May 8, 2006

Luxury and privilege

Looking in on Congress from time to time, one sees them caving again and again to corporate lobbyists at the expense of the present or future public interest. The problem seems simple: the overwhelming majority of those we elect won't ever seriously risk losing luxury or privilege. Since money buys luxury and privilege, money buys them. Some countries tried to solve that problem by designating as rulers people who had a natural and automatic claim to luxury and privilege-- a hereditary aristocracy. We can sometimes achieve the same result in the U.S. by electing someone very rich to high office. But overall, none of these solutions has worked very well, and the record is dismal.
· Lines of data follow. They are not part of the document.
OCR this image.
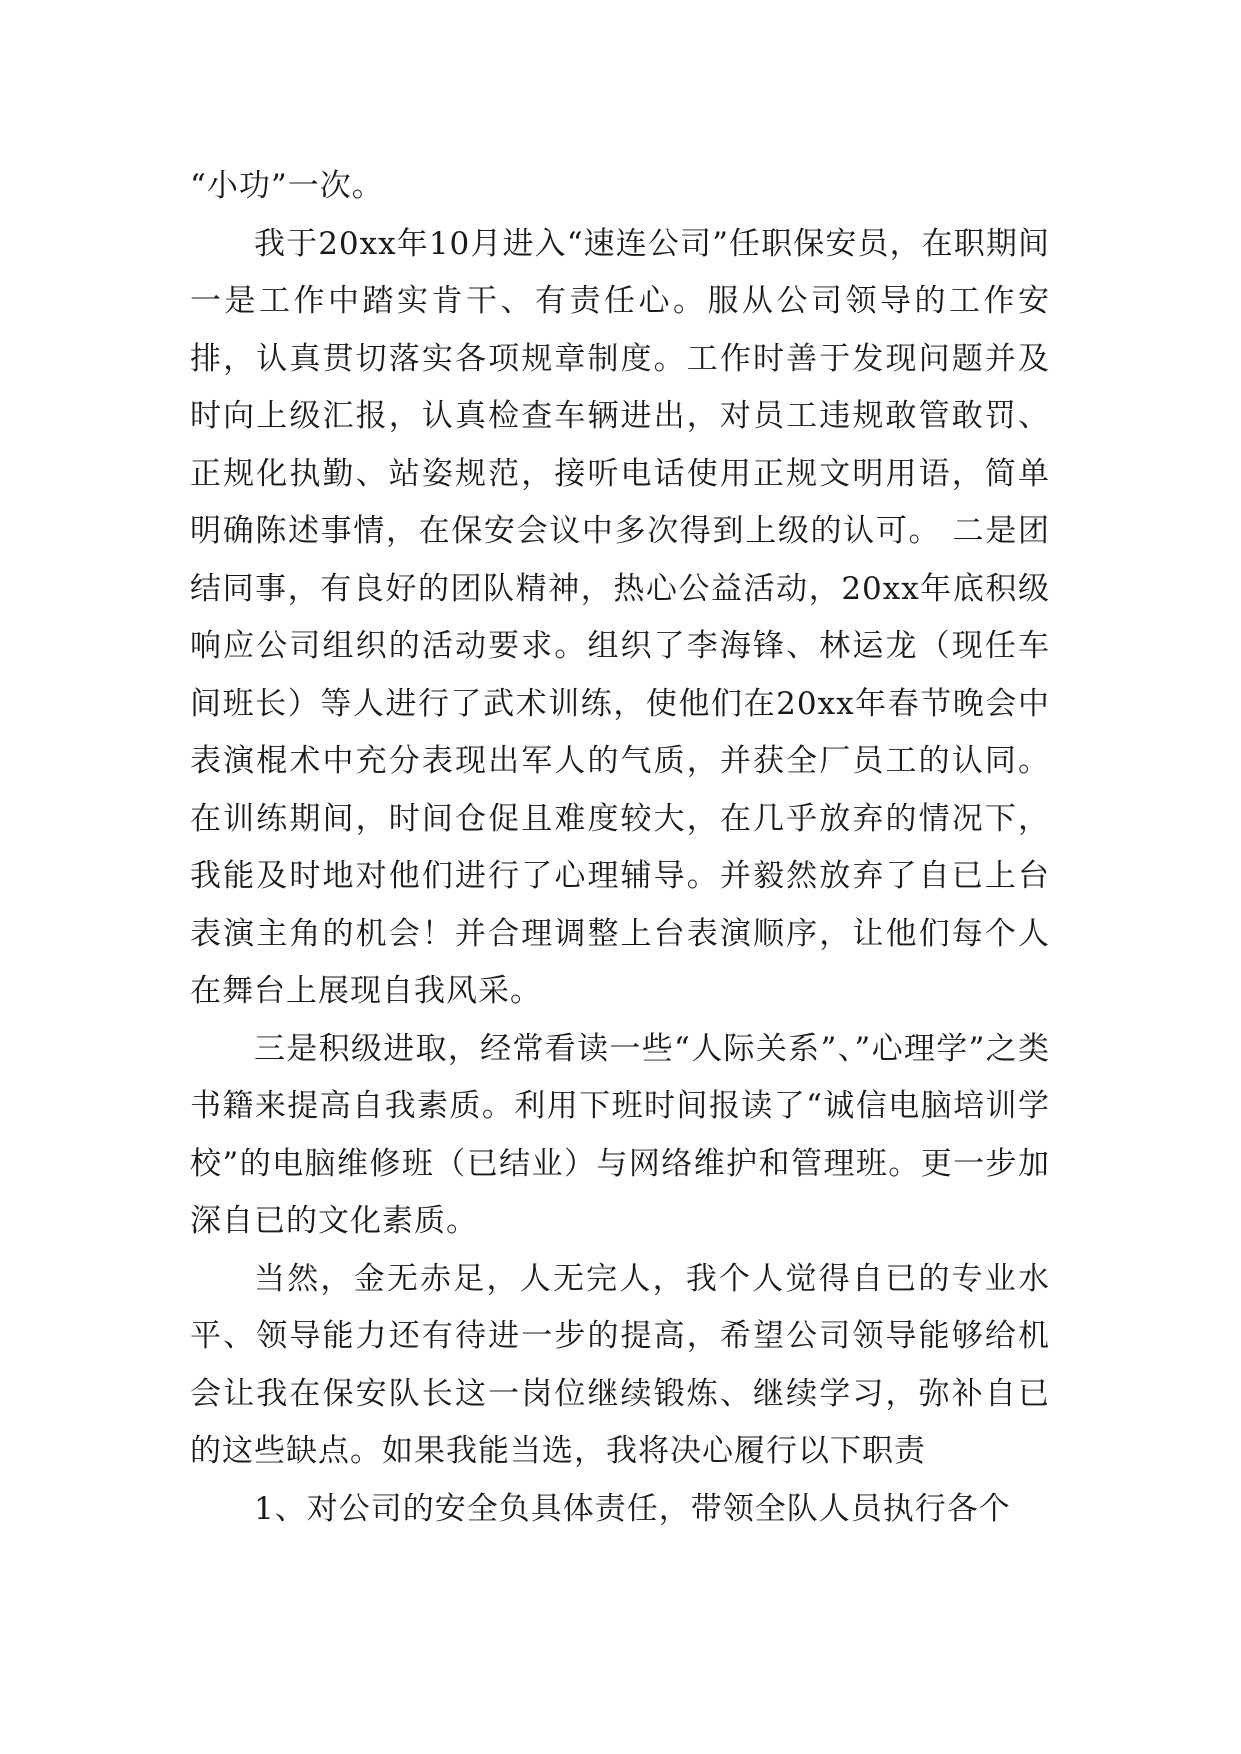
“小功”一次。

我于20xx年10月进入“速连公司”任职保安员，在职期间一是工作中踏实肯干、有责任心。服从公司领导的工作安排，认真贯切落实各项规章制度。工作时善于发现问题并及时向上级汇报，认真检查车辆进出，对员工违规敢管敢罚、正规化执勤、站姿规范，接听电话使用正规文明用语，简单明确陈述事情，在保安会议中多次得到上级的认可。 二是团结同事，有良好的团队精神，热心公益活动，20xx年底积级响应公司组织的活动要求。组织了李海锋、林运龙（现任车间班长）等人进行了武术训练，使他们在20xx年春节晚会中表演棍术中充分表现出军人的气质，并获全厂员工的认同。在训练期间，时间仓促且难度较大，在几乎放弃的情况下，我能及时地对他们进行了心理辅导。并毅然放弃了自已上台表演主角的机会！并合理调整上台表演顺序，让他们每个人在舞台上展现自我风采。

三是积级进取，经常看读一些“人际关系”、”心理学”之类书籍来提高自我素质。利用下班时间报读了“诚信电脑培训学校”的电脑维修班（已结业）与网络维护和管理班。更一步加深自已的文化素质。

当然，金无赤足，人无完人，我个人觉得自已的专业水平、领导能力还有待进一步的提高，希望公司领导能够给机会让我在保安队长这一岗位继续锻炼、继续学习，弥补自已的这些缺点。如果我能当选，我将决心履行以下职责

1、对公司的安全负具体责任，带领全队人员执行各个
There's another odd corollary: people who can't imagine giving up their extraordinary comforts and privileges also cannot imagine that other people would ever seriously revise downward their much more modest ways of living. That interjects hopelessness into discussions of fuel conservation and sustainable living.

I think Plato had it right. The political problem is to give the leadership something to do that they like better than wallowing in luxury and exercising privilege. In a representative government, the problem becomes: giving lots of people an alternative source of motivation. But Plato ran into a terrible problem: the activity he chose, philosophic contemplation, required a 30 -40 year training period to get established. The state had to be turned into an education machine to produce rulers capable of being disinterested. And, of course, self-interested rulers have no motivation whatever to produce that sort of a system. That's the line of thought that made Plato into an implicit revolutionary, in some important ways also an implicit terrorist.

Our job as philosophers and as political actors is to find a solution to the political problem as Plato defines it in the Republic. The playing field hasn't changed in any important way.